Shared memory banks usage How to spread the data among banks ?

Programming guide says that shared mem is splitted to 16 banks, 1K each. Half-warp can read data 16 times faster when each thread of the half wrap reads from different bank.

I’m trying to utilize it but without success - kernel begins to works 6 (!) times slower when trying to spread the data among shared mem rather then put it continuously.

In my task, each thread in block has it’s own set of data (in particular - set of stacks) that reside in the shared memory. Say, total size of shared memory required for each thread is 80 bytes. Also, my kernel consumes 48 bytes.

I try to put the 80 byte data bunches of successive threads to successive memory banks. So the data of the 0th thread in block resided in bank 0 with no offset, data of 1st thread in bank 1 with no offset, …, data of 16th thread in bank zero with offset of 80 e t c.

Kernel works and calculates correctly, however, 6(!) times slower then when all 80 bytes data sets were put one by one without thoughts about banks.

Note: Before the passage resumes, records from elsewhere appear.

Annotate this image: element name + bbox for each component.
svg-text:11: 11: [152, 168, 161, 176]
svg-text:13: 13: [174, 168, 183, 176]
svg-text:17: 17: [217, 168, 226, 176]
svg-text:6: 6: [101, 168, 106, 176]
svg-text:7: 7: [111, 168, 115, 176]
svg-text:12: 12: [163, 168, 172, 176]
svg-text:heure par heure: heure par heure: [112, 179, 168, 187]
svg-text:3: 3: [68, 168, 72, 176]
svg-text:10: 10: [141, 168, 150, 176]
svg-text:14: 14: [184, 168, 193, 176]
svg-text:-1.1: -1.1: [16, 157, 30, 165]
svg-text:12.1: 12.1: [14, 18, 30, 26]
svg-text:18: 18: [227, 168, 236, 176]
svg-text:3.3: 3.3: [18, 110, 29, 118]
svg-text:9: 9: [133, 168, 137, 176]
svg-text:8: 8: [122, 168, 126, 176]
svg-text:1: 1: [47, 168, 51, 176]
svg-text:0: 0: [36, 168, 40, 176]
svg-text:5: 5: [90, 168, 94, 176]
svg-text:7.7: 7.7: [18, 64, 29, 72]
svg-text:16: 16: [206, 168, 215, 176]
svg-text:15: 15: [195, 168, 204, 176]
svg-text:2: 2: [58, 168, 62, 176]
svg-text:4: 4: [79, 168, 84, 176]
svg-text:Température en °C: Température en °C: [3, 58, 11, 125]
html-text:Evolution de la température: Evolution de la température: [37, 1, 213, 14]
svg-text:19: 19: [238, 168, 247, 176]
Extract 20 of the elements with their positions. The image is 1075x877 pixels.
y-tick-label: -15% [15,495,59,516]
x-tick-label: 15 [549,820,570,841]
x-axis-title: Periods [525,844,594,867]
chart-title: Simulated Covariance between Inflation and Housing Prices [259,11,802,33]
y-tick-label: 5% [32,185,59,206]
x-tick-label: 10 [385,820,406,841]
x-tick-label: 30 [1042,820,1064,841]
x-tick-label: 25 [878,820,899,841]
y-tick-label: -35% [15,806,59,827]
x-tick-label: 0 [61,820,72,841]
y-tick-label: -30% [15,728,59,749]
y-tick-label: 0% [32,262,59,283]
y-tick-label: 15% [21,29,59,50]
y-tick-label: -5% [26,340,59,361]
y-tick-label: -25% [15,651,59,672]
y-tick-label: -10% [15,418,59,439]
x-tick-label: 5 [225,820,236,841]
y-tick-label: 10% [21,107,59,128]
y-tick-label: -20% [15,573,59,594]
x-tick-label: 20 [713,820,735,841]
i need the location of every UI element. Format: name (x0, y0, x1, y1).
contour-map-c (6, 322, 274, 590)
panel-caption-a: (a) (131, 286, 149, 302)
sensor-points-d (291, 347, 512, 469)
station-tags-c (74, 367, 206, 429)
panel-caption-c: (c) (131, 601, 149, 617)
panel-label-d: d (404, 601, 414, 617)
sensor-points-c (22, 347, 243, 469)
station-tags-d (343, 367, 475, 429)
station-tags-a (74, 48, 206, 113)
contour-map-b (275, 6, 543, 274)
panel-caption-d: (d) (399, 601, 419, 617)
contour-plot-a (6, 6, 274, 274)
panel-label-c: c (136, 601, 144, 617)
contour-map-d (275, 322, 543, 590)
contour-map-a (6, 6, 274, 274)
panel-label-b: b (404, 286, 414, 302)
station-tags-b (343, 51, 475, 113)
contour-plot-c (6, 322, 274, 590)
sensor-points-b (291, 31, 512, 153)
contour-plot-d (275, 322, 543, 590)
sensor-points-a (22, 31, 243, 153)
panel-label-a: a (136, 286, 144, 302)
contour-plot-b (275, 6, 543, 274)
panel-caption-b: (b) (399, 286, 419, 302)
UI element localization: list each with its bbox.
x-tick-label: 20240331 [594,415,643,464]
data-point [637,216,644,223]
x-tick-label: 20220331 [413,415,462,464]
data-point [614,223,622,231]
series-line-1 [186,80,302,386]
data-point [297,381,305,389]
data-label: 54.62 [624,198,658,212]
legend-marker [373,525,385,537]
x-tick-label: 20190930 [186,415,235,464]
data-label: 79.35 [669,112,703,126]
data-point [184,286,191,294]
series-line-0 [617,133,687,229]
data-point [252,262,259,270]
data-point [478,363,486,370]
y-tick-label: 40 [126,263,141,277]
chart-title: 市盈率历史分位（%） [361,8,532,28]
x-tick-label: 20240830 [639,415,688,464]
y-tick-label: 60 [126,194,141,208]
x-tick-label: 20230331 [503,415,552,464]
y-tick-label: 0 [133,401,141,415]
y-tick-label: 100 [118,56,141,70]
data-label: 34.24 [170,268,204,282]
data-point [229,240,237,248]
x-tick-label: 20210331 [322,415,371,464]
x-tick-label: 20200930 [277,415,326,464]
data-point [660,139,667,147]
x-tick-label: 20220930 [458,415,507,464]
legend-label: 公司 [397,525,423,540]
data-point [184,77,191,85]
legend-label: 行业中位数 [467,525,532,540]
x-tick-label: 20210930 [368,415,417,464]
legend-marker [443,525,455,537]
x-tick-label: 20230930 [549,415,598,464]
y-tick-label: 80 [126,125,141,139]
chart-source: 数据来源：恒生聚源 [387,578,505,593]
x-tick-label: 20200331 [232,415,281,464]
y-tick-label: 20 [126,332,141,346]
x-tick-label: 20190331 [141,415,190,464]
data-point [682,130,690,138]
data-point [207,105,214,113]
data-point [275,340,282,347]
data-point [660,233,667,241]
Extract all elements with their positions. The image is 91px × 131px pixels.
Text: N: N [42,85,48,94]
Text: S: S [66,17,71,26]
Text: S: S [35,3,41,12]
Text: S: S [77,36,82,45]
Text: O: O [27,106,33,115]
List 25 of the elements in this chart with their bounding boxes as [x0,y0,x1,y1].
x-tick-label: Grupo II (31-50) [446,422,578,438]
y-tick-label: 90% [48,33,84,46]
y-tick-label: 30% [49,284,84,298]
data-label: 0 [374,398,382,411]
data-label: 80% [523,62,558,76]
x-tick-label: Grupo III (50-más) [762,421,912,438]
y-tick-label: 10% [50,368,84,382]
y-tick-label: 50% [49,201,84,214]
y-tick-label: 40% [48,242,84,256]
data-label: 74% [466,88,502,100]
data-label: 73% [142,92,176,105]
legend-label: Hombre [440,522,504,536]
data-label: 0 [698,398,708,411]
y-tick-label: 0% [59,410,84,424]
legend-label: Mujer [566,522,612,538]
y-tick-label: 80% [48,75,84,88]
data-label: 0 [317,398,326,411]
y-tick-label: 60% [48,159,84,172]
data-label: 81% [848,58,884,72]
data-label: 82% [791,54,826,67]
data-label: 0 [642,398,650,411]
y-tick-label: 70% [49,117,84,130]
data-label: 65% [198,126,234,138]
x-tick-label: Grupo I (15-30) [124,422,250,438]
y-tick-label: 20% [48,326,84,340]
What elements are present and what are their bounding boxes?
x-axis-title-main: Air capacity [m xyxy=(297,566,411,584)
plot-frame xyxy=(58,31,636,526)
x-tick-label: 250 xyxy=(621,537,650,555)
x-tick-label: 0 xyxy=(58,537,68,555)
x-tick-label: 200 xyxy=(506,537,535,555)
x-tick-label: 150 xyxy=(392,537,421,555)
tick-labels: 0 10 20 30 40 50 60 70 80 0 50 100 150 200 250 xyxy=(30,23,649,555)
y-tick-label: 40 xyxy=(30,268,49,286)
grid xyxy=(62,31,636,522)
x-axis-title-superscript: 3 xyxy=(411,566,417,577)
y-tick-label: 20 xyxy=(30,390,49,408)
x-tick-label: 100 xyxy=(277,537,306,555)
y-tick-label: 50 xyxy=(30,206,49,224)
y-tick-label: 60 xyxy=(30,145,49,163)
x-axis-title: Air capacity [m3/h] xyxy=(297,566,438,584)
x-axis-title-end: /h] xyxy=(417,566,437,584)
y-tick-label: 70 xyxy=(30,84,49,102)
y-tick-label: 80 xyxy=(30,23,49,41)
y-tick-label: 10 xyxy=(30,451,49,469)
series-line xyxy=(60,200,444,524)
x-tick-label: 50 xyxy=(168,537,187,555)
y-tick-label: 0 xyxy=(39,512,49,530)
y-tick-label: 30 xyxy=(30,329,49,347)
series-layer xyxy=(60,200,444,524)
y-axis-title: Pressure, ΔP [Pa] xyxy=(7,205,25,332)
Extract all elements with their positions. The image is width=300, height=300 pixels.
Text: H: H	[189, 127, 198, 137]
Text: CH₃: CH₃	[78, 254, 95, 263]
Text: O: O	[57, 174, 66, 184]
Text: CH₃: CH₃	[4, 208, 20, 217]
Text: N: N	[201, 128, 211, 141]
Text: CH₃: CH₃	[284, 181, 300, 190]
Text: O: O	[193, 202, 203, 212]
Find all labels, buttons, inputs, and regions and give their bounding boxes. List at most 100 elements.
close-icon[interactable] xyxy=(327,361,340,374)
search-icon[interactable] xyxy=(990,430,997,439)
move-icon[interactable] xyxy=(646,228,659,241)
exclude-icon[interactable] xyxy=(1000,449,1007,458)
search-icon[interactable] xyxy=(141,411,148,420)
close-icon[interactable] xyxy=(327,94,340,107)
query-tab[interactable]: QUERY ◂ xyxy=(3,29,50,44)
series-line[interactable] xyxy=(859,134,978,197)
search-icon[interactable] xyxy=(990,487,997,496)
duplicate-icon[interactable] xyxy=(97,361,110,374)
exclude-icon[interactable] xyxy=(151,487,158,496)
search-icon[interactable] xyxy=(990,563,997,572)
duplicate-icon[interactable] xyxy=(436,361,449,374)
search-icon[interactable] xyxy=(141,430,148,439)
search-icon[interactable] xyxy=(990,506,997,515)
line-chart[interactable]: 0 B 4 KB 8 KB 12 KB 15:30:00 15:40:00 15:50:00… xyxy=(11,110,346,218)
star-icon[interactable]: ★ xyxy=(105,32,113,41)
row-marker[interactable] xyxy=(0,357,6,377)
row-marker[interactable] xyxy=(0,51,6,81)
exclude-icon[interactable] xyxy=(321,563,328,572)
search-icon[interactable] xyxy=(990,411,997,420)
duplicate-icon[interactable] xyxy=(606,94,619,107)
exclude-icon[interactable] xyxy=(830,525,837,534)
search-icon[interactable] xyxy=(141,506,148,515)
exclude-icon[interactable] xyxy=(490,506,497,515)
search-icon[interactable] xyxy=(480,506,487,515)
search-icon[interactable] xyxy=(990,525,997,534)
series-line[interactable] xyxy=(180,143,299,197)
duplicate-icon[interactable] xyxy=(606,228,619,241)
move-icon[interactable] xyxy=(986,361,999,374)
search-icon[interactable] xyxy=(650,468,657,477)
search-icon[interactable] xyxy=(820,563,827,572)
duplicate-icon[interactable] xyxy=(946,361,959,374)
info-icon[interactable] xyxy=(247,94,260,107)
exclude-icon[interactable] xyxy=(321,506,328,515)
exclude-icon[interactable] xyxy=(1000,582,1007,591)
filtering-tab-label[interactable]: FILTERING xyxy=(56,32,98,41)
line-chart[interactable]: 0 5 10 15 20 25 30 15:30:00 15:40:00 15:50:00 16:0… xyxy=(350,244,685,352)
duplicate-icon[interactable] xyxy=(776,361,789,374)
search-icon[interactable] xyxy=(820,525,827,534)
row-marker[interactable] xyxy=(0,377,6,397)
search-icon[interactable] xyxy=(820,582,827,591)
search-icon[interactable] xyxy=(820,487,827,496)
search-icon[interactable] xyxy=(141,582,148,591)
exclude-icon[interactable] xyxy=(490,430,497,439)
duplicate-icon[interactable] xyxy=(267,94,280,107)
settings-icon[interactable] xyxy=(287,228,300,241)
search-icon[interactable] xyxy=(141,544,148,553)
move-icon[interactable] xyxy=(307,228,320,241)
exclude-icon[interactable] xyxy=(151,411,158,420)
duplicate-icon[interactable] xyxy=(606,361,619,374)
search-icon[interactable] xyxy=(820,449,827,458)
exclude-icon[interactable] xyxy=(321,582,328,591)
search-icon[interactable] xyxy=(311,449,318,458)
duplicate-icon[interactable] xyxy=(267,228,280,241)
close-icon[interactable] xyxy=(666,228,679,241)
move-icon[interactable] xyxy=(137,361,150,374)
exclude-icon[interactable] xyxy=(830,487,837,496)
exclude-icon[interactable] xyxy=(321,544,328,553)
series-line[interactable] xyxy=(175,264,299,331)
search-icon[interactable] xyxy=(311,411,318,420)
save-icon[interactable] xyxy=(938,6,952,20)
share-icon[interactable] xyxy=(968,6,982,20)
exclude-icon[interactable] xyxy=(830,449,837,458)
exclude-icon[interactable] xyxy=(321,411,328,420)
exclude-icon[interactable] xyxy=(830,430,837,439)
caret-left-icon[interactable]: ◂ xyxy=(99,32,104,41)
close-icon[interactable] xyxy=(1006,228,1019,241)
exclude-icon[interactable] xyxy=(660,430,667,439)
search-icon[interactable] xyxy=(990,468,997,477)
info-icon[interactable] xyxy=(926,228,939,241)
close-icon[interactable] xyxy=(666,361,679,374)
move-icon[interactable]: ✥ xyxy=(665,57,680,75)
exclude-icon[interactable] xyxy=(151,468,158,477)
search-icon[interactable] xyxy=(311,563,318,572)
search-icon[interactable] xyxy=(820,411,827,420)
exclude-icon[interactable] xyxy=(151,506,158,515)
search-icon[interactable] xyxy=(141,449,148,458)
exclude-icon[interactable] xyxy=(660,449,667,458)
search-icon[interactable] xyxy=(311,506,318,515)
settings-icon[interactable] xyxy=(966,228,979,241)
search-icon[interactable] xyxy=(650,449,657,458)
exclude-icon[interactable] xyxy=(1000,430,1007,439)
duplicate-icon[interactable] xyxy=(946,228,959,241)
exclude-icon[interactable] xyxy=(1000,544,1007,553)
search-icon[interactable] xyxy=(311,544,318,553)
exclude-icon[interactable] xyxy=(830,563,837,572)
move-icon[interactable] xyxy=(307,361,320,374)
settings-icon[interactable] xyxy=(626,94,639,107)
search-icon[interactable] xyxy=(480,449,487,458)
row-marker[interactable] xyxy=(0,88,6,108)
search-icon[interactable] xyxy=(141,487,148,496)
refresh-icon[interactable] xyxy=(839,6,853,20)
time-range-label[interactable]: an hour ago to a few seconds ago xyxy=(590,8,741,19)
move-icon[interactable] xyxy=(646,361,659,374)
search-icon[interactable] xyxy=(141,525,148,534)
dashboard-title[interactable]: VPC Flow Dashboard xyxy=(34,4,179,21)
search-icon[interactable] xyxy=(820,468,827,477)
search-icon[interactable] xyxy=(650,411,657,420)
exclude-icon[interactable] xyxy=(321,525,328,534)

How to deal with banks correctly ? Really, I’m surprised with current results and would like to get as much of speed from shared mem as possible …

Thanks in advance!

Index calculation time is significant compared to the access time of a bank of shared memory. You can think of it this way:

SHMEM can be accessed in four cycles if there are no conflicts, or N*4 cycles for N conflicts on a bank. This is the same amount of time required for the quickest arithmetic operations (add, subtract, __umul24). Other operations that may be required to do indexing take much longer (integer division and modulus are more than sixteen cycles). If you’re not careful, you can spend a whole lot longer calculating the conflict-free address than waiting for a serialized memory access. Another potential problem is fragmentation of the address space, if you’re splitting into single byte segments instead of 4-byte segments. This could lower the occupancy of your kernel.

In closing: Even if you have a bit of conflict between threads, shmem operations are quite fast! However, if you make any headway on this problem, be sure to let us know… I’ve similarly wondered about reducing conflict on kernel-private structures in shared memory.

Huh? In my idea of “continously” there would not be any bank conflicts, in which case you actually replaced conflict-free access pattern by one full of conflicts (probably that’s not how you meant it, but you never know…).

As the data structure he’s referring to is wider than a bank, there would be bank conflicts where the structure extends over 3-4 banks if it’s placed into shared memory consecutively.